There is no way we can hold up the natural order of things as season moves into season. Nor can we hold up the process of our own dying which is as inevitable as that of the leaves falling from the trees.
But it is how we view, or bear,  this process of dying which matters.
As Christians, death should be viewed as a positive experience which ought not to frighten us.
Gilbert Shaw, an amazing guider of souls wrote:

God’s gift is death as well as birth:
No man can close the open door,
Through which the soul must pass from earth,
To meet unveiled the LOVE that waits.

The open door, through which we pass from death to life eternal where LOVE, who is God, awaits us, in Christ Jesus.
In His dying Jesus put on the robe of autumn gold that can only be won by dying. but in that dying he opened for us the way to a completeness of life that is far more glorious than we dare imagine.

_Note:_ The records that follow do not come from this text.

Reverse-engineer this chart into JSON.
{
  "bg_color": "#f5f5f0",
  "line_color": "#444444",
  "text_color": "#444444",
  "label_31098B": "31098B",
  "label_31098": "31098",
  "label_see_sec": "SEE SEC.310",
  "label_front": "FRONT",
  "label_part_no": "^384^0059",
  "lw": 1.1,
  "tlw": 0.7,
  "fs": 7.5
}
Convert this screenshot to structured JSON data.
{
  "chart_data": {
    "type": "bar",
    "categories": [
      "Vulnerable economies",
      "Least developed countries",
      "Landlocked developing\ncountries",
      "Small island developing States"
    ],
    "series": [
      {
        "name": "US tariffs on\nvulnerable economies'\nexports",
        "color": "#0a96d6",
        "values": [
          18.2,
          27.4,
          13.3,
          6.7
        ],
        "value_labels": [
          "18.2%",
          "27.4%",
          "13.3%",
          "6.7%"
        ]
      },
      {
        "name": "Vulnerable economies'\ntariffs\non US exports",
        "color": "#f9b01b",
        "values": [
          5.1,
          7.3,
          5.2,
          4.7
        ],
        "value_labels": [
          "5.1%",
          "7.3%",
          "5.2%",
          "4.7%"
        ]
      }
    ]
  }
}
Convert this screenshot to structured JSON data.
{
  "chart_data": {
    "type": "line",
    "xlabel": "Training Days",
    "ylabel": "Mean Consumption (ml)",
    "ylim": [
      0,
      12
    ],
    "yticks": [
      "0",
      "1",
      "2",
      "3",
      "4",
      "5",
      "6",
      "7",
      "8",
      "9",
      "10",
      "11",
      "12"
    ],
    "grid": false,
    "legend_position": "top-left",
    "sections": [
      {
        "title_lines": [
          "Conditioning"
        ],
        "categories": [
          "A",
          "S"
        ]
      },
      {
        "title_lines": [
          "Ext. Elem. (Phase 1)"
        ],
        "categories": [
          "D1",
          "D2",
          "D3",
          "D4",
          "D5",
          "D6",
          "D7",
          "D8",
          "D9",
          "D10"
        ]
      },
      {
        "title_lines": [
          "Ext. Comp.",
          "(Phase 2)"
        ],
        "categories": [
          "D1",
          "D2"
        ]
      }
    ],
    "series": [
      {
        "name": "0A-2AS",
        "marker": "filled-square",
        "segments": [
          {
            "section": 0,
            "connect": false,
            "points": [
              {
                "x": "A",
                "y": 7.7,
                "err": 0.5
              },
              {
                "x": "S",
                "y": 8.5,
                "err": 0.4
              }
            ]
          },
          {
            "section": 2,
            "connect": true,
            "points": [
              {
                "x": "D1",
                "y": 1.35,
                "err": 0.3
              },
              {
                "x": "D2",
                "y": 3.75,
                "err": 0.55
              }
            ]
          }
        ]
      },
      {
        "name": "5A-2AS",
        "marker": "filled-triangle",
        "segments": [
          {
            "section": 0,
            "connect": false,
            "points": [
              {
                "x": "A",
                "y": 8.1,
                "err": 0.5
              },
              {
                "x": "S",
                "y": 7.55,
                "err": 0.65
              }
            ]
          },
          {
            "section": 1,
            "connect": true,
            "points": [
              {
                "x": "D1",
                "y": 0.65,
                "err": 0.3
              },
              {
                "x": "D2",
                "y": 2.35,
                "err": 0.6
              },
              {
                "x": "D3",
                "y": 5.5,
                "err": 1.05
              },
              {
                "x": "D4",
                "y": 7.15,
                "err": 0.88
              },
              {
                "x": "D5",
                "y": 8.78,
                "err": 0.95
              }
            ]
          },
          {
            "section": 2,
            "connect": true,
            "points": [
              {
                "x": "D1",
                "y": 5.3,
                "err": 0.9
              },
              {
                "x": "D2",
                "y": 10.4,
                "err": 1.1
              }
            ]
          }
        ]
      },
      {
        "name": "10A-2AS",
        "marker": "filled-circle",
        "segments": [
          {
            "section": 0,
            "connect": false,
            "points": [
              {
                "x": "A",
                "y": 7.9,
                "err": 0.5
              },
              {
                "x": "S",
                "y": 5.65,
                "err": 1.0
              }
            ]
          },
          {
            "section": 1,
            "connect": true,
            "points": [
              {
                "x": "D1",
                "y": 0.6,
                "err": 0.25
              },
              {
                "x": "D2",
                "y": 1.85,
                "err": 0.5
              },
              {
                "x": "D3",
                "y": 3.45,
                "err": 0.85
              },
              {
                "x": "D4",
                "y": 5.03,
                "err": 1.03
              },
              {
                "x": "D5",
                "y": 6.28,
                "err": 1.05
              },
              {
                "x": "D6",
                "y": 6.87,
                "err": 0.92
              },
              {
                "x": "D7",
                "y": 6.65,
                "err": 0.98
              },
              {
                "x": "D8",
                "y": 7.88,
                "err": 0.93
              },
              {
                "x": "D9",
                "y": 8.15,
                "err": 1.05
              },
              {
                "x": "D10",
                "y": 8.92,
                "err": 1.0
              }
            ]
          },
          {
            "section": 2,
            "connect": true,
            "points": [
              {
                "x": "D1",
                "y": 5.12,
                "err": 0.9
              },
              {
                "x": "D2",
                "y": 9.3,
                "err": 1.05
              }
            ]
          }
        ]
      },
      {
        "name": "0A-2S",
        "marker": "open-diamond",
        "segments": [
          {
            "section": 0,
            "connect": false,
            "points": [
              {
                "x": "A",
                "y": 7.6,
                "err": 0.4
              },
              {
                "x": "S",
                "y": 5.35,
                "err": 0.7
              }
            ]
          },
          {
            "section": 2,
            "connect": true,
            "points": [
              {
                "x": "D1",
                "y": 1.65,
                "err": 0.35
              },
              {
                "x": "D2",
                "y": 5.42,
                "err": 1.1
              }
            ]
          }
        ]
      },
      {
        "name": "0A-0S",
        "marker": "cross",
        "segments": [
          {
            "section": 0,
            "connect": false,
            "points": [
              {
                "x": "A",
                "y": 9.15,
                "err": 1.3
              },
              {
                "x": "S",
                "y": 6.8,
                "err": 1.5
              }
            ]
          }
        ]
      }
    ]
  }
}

This is why we can face death hopefully. It is the door through which we must pass to God

At one level, the falling of the leaves is a sign of Nature’s essential renewal and there is never a complete dying. Even in Autumn, buds are forming on the tree which shed the old leaves so spectacularly.
New life is always near, which is why there is such a truth in  the poem by the young man facing his death. You cannot ‘hold up the dying’ .
The rich robes of our Lord are ready to clothe us in Resurrection light and life and love.
Autumn then, is a season of both the emptying of nature and the beginning of renewal and re-birth.

That is a truth for all who are prepared to allow God to draw our souls into the  arms of ‘the LOVE that always waits.